Topology and Geometry of the Learning Space of ReLU Networks: Connectivity and Singularities
Marco Nurisso, Pierrick Leroy, Giovanni Petri, Francesco Vaccarino
TL;DR
The paper addresses the topology and singularities of the invariant parameter space for DAG-based ReLU networks trained with gradient flow. It formalizes conservation laws arising from ReLU homogeneity and encodes them into the invariant set $\mathcal{H}_G(c)$, defined by $\tilde{B}\theta^{2}=c$, and then derives a network-flow-based characterization of connectedness via bottleneck nodes. It further shows that singularities correspond to subnetworks disconnected from inputs/outputs and are generically unreachable under gradient flow, but can be actively promoted via a nuclear-norm regularizer to enable differentiable pruning.
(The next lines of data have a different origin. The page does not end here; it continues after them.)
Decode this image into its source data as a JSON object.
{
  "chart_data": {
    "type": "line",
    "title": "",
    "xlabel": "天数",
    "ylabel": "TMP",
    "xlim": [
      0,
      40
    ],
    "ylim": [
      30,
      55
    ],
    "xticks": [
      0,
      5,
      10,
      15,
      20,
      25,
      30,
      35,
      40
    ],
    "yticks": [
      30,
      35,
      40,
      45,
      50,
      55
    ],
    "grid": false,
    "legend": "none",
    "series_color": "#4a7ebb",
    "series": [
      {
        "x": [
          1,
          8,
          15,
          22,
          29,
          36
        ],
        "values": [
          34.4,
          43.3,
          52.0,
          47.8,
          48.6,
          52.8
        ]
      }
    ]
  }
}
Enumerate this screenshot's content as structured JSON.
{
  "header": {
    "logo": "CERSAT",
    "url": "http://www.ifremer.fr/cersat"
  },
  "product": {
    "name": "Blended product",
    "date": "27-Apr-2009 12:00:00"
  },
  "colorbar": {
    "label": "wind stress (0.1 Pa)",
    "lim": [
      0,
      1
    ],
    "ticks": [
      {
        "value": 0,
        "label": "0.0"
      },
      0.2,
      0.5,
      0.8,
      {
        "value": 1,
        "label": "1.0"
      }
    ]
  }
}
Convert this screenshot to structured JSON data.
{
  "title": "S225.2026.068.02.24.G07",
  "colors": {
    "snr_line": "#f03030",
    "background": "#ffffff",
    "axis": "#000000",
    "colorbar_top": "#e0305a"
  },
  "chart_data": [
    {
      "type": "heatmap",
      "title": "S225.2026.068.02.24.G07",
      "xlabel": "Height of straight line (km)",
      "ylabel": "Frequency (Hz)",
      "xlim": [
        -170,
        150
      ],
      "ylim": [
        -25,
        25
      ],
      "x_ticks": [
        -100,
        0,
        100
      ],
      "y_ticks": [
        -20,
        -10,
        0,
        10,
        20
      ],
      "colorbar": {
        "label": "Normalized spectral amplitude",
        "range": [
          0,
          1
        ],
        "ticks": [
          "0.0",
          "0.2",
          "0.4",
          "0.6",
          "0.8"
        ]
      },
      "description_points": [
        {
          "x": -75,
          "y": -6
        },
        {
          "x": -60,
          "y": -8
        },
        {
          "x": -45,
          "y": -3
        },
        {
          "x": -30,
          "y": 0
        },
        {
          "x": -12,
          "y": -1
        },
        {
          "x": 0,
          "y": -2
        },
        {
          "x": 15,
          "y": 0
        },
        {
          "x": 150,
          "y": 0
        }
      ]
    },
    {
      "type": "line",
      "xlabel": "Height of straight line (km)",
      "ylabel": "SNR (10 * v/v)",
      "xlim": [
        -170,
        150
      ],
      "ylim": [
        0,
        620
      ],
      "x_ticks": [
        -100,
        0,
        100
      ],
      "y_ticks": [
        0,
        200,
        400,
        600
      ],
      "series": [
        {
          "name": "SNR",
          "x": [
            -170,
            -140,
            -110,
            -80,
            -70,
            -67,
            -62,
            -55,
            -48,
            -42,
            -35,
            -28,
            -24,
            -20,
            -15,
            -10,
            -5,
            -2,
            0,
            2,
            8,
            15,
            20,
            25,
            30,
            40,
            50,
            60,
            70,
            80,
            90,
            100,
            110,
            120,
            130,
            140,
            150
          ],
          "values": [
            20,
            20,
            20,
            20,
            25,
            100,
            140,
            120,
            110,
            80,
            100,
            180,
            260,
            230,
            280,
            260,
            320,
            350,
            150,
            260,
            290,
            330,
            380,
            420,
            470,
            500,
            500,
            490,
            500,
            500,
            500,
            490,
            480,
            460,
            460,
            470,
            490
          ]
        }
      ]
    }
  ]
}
Empirical results on synthetic and real data support the theoretical findings and reveal that L1 regularization can induce similar pruning effects, highlighting a topology-aware path to model simplification. Overall, the work links graph topology to optimization geometry, providing principled pruning strategies that exploit invariants of the learning dynamics.
Abstract
Understanding the properties of the parameter space in feed-forward ReLU networks is critical for effectively analyzing and guiding training dynamics. After initialization, training under gradient flow decisively restricts the parameter space to an algebraic variety that emerges from the homogeneous nature of the ReLU activation function. In this study, we examine two key challenges associated with feed-forward ReLU networks built on general directed acyclic graph (DAG) architectures: the (dis)connectedness of the parameter space and the existence of singularities within it. We extend previous results by providing a thorough characterization of connectedness, highlighting the roles of bottleneck nodes and balance conditions associated with specific subsets of the network. Our findings clearly demonstrate that singularities are intricately connected to the topology of the underlying DAG and its induced sub-networks. We discuss the reachability of these singularities and establish a principled connection with differentiable pruning. We validate our theory with simple numerical experiments.